Nach dieser Busfahrt wird uns jede andere wie ein Spaziergang vorkommen, dachten wir und buchten kurzer Hand den Bus von Mrauk-U nach Bagan vier Tage später. 16 Stunden. Naja, ganz so schlimm war es tatsächlich nicht, der Bus war nämlich nur halb voll und etwas komfortabler. Der Anteil an reisekranken Einheimischen war aber genauso hoch. Beim ersten Stop spuckte erstmal ein Kind sein Frühstück ganz vorn auf den Gang. Für die Einheimischen hieß es wieder Rock hoch raffen und drüber steigen, mit Hosen hat man es da leichter. Als es weiter ging schaffte es ein Typ zwei Sitze vor mir nicht seine Tüte rechtzeitig rauszuholen, er versuchte den Schaden mit der Hand zu begrenzen. Allerdings verteilte er damit den Schwungvollen Schwall nur über eine weitere Fläche. Fairerweise muss man sagen, dass in diesem Bus immer sofort versucht wurde alles sauberzumachen, die Busbegleiterin verdiente großen Respekt.

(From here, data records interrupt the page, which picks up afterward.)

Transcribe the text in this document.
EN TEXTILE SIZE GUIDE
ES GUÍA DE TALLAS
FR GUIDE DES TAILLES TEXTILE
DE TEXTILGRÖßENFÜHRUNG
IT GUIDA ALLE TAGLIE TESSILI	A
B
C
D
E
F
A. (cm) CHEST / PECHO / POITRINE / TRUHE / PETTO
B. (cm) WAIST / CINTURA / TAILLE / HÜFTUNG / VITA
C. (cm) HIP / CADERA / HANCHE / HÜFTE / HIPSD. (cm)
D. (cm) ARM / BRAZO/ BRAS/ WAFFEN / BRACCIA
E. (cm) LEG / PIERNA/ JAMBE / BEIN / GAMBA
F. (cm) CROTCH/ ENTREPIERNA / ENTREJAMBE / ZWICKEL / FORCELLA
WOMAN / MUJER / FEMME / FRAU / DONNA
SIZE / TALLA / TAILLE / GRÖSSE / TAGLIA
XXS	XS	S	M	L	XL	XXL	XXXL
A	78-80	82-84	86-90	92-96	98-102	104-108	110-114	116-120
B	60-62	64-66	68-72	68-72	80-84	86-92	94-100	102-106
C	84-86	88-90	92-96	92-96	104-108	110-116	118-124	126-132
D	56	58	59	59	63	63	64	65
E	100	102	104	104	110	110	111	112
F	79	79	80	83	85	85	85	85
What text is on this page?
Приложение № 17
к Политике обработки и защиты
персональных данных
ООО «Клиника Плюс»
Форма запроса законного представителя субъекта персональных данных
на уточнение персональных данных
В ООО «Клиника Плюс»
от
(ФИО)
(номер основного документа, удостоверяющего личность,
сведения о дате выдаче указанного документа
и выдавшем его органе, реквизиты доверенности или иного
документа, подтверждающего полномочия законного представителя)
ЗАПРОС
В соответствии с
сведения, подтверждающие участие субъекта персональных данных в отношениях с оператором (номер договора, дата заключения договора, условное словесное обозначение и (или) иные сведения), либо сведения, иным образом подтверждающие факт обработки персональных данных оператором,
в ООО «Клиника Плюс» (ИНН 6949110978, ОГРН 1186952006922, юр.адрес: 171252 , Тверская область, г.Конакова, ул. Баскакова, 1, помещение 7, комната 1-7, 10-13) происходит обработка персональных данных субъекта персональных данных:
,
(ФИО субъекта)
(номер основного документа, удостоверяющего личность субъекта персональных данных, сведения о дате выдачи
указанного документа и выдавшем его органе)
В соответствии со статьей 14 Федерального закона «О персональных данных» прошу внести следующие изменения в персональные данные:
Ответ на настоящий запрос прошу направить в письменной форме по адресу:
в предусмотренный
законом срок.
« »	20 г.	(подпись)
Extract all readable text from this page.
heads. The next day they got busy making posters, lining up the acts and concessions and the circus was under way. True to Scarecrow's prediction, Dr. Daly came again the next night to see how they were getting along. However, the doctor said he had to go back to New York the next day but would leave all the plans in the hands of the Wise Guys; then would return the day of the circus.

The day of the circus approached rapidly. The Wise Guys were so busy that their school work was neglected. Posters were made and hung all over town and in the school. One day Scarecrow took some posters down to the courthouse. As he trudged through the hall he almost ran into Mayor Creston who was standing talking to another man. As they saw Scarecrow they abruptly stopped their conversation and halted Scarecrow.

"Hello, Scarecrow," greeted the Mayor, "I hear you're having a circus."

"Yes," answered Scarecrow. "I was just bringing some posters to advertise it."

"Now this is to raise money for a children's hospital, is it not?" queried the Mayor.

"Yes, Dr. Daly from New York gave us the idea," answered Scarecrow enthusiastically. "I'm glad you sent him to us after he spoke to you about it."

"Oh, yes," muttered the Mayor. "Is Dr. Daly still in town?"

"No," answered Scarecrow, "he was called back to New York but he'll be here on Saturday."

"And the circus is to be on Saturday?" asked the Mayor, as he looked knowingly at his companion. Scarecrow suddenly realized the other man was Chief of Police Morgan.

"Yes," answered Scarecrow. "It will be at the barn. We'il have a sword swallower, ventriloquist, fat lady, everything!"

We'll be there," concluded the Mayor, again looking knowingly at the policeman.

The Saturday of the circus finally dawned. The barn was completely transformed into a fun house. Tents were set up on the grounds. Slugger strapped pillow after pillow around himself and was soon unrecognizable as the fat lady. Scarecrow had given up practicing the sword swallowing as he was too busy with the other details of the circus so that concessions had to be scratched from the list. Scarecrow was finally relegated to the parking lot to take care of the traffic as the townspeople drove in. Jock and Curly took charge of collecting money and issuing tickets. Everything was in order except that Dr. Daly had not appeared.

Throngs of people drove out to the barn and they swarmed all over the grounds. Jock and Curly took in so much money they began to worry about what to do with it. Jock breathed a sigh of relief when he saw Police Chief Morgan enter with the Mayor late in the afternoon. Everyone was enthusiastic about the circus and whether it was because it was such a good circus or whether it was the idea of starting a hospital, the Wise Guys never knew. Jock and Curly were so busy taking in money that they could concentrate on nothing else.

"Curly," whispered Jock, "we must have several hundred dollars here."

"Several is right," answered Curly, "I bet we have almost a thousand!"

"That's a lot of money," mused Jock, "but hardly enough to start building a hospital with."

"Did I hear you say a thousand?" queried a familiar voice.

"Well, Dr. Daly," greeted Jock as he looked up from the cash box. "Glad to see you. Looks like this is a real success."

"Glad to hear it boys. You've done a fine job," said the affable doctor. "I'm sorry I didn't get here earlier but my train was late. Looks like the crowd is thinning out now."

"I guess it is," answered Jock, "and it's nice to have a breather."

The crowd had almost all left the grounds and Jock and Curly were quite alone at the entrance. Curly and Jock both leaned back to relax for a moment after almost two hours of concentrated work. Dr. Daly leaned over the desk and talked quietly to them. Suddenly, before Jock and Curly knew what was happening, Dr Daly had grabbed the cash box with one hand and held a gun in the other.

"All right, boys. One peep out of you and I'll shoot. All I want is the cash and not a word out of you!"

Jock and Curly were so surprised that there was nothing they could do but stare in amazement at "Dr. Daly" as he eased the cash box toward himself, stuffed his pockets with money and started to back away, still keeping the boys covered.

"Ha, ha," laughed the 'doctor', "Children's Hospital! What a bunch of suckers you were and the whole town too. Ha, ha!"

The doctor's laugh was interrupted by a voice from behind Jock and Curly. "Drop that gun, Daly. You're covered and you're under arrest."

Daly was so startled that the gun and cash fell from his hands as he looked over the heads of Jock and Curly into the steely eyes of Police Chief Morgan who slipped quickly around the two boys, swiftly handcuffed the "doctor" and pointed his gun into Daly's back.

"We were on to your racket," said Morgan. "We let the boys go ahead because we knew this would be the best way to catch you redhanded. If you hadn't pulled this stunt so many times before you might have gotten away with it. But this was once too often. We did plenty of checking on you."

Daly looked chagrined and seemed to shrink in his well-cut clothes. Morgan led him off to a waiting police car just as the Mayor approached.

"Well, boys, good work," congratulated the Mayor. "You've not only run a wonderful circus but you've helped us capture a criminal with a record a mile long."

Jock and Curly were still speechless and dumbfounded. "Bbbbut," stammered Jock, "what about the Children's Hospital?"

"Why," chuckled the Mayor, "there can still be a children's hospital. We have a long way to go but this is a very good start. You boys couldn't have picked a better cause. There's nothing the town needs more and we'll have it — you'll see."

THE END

Zwischendurch fuhren wir mit dem Bus auf eine fragwürdige Fähre, weil die Brücke daneben noch etwas fragwürdiger aussah. Wir blieben im Bus sitzen und fuhren den Fluss runter.
Ab und zu kam die Busbegleiterin an uns vorbei, schleppte ein paar volle Tüten nach vorn, Tür auf und raus damit und verteilte großzügig neue Tüten. Nachdem wir den Fluss überquert hatten ging es bald richtig hoch ins Gebirge, mit Serpentinen und steilen Abhängen und Kurven, Kurven, Kurven.
An einer Raststätte gab es für alle außer uns nochmal Curry, das wirklich nicht frisch aussah. Der Bus fuhr los und raus damit. 10 Minuten später hielten wir nochmal, alle stürmten raus, kotzten großflächig den Garten des nächsten Restaurant voll, spülten sich die Flip Flops ab und weiter gings. Das fanden wir allerdings bemerkenswert, wie schnell die Leute hier verdorbenes Essen wieder los werden. Danach ging es ganz normal weiter.
Die Kontrollen waren auf dieser Strecke intensiver. An jedem Schlagbaum mussten alle aussteigen und alle Pässe wurden genau kontrolliert. Wir mussten an ein extra Fenster für Ausländer.
Mitten in der Nacht kamen wir von Kyauk Padaung an, von wo wir eigentlich schon den Minivan nach Bagan bezahlt hatten. Hier versuchte uns zum ersten mal jemand abzuziehen, genau genommen wahrscheinlich sogar die Busgesellschaft. Die Busbegleiterin sprach plötzlich kein Englisch mehr, ignorierte uns und überließ uns einer Frau die an der Haltestelle ein Restaurant betrieb. Die Einheimischen gingen zum Minivan und die Frau versuchte, während sie immer wieder betonte dass sie uns nicht abzieht, uns glaubhaft zu machen es gäbe keinen Minivan und dass wir in ihrem Restaurant auf einen Bus warten müssten. Obwohl wir ziemlich übermüdet waren erkannten wir aber noch die geringe Wahrscheinlichkeit, dass ein Bus fahren würde wenn die Einheimischen alle den Minivan nahmen. Mit viel Beharrlichkeit schafften wir es dann doch noch im Minivan nach Bagan mitgenommen zu werden.